The most precious silver lining has been Ashley’s continuing relationship with Louisa’s 70-member extended family: “They are mine, and I’m theirs.” She recently returned from her first visit back to Kenya since the attempted borehole drilling in December 2018. This past year was filled with grief, with the passing of Louisa’s father and grandmother, both of whom Ashley was very close with. But this visit marked another new chapter: meeting Louisa’s 2-week-old baby boy, and his cousin, born two weeks apart. The irony was not lost on Ashley: “Right after we lost these two pillars in the family, two beautiful new souls came into our lives. And, in fact, a whole new generation of kids has blossomed in the nine years that I’ve known Louisa. I adore them. I was so grateful to get to be there at such a joyful time.

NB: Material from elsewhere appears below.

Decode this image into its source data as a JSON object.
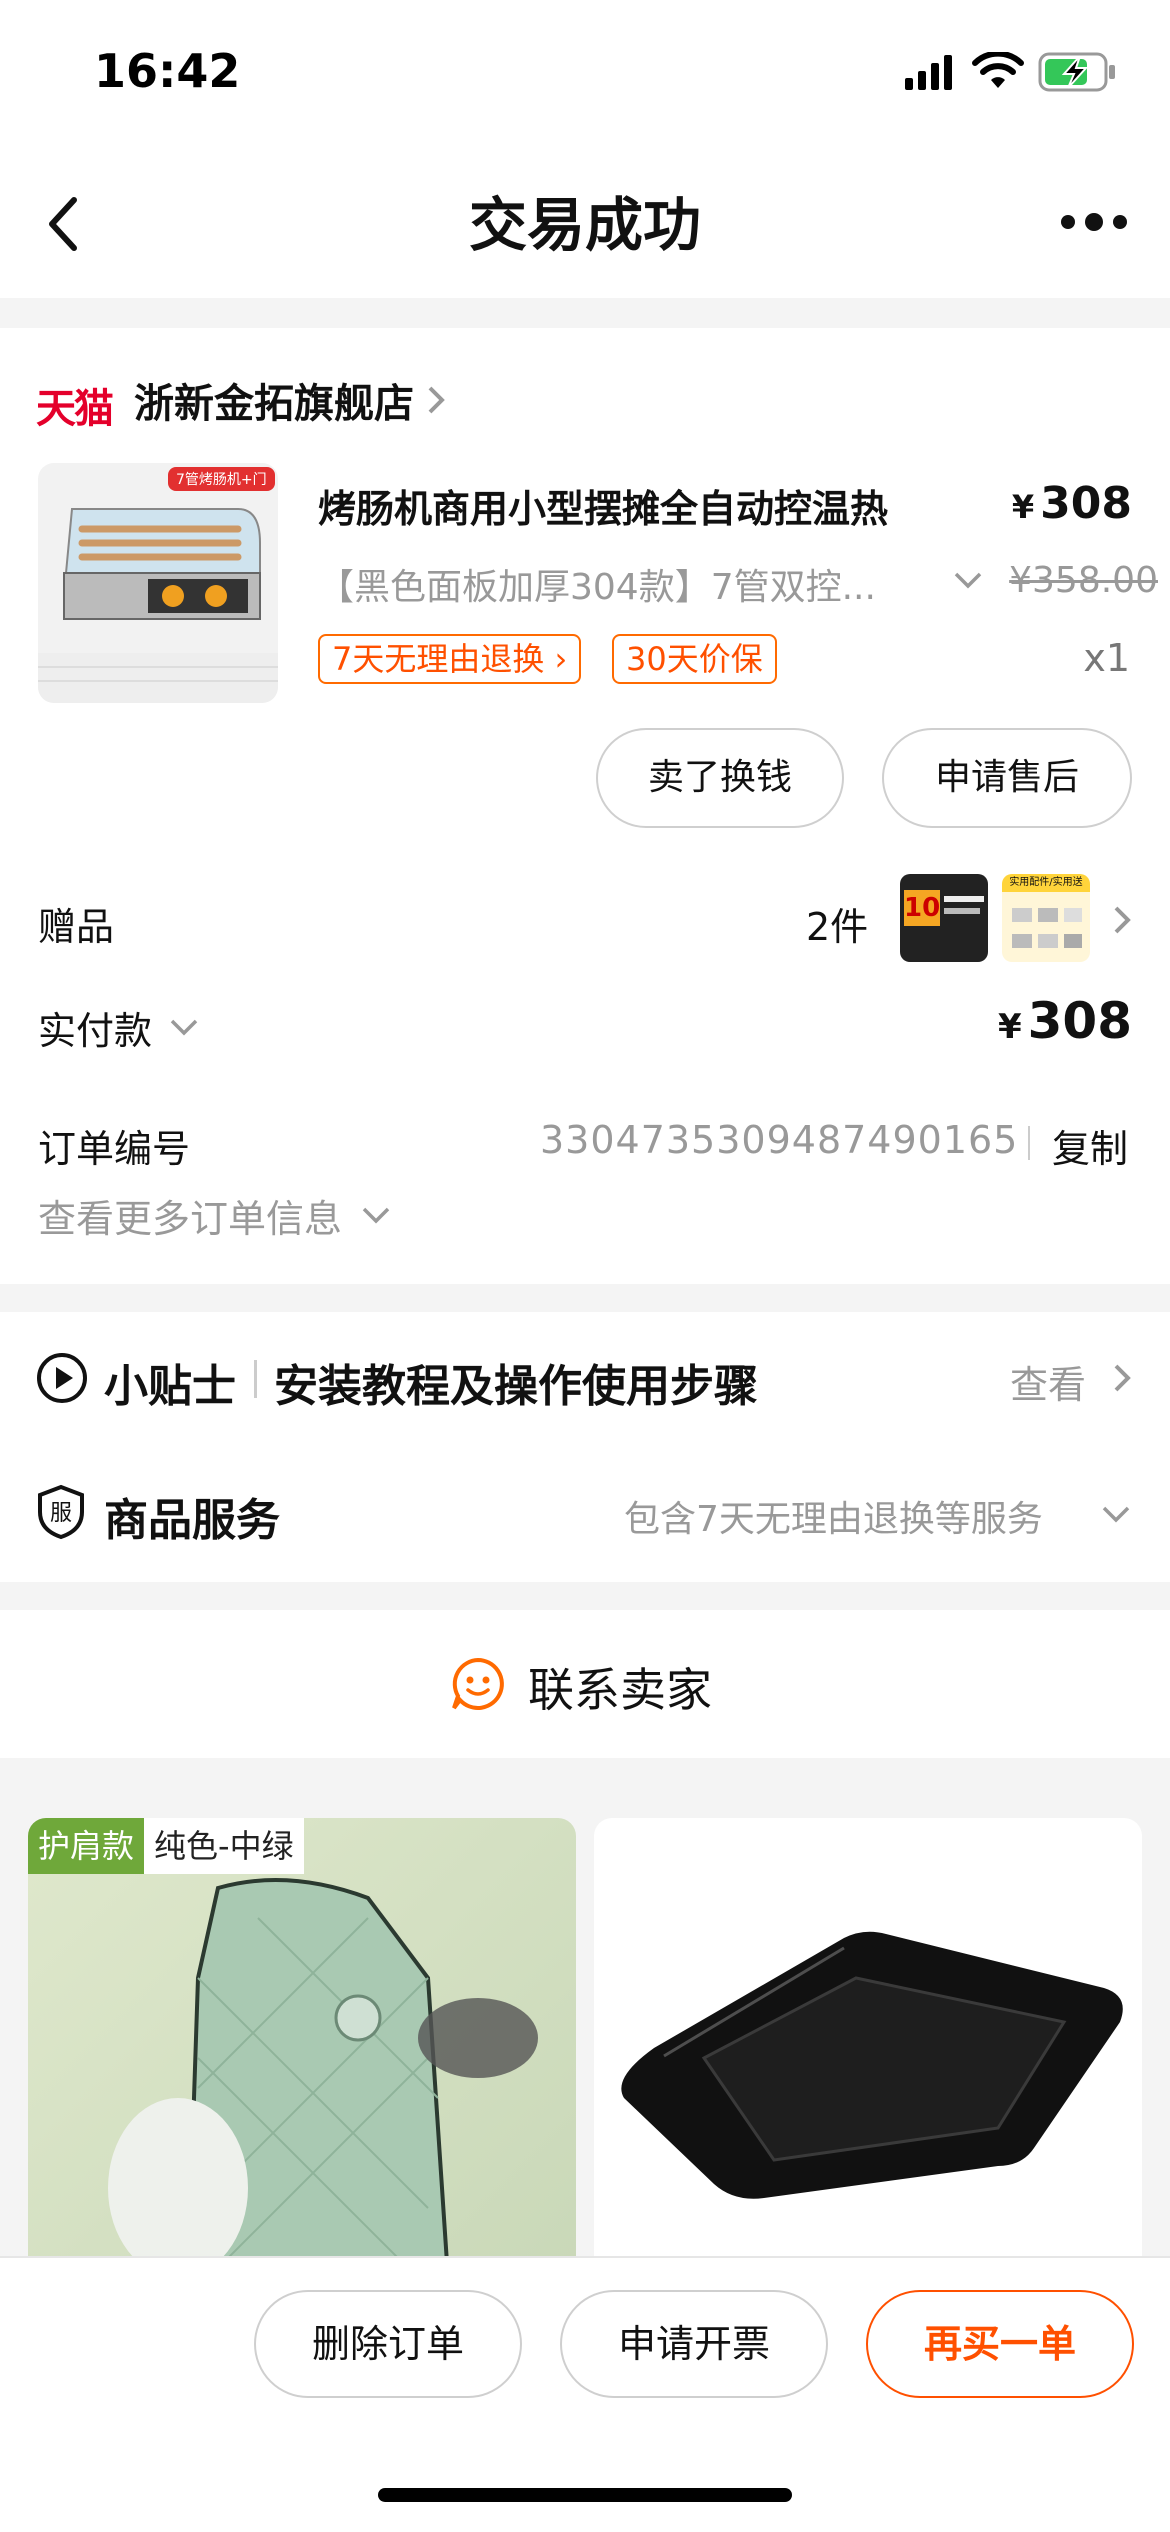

It was a beautiful reminder that life is cyclical, and after loss there can still be life.”
As for Ashley’s life since the project, she spent a few years as a writing tutor for Cal Athletics and as a project manager for the Scholarships department of the Cal Alumni Association. After two years in Austin, Ashley has landed in Nashville, where she is employed as a nanny and is focusing on singing and songwriting. She is currently working on solo project of songs inspired by kids, including two songs she recorded this summer in Kenya with Louisa’s cousin and uncle, who are both musicians.
For Ashley, water has, indeed, been the first of many things.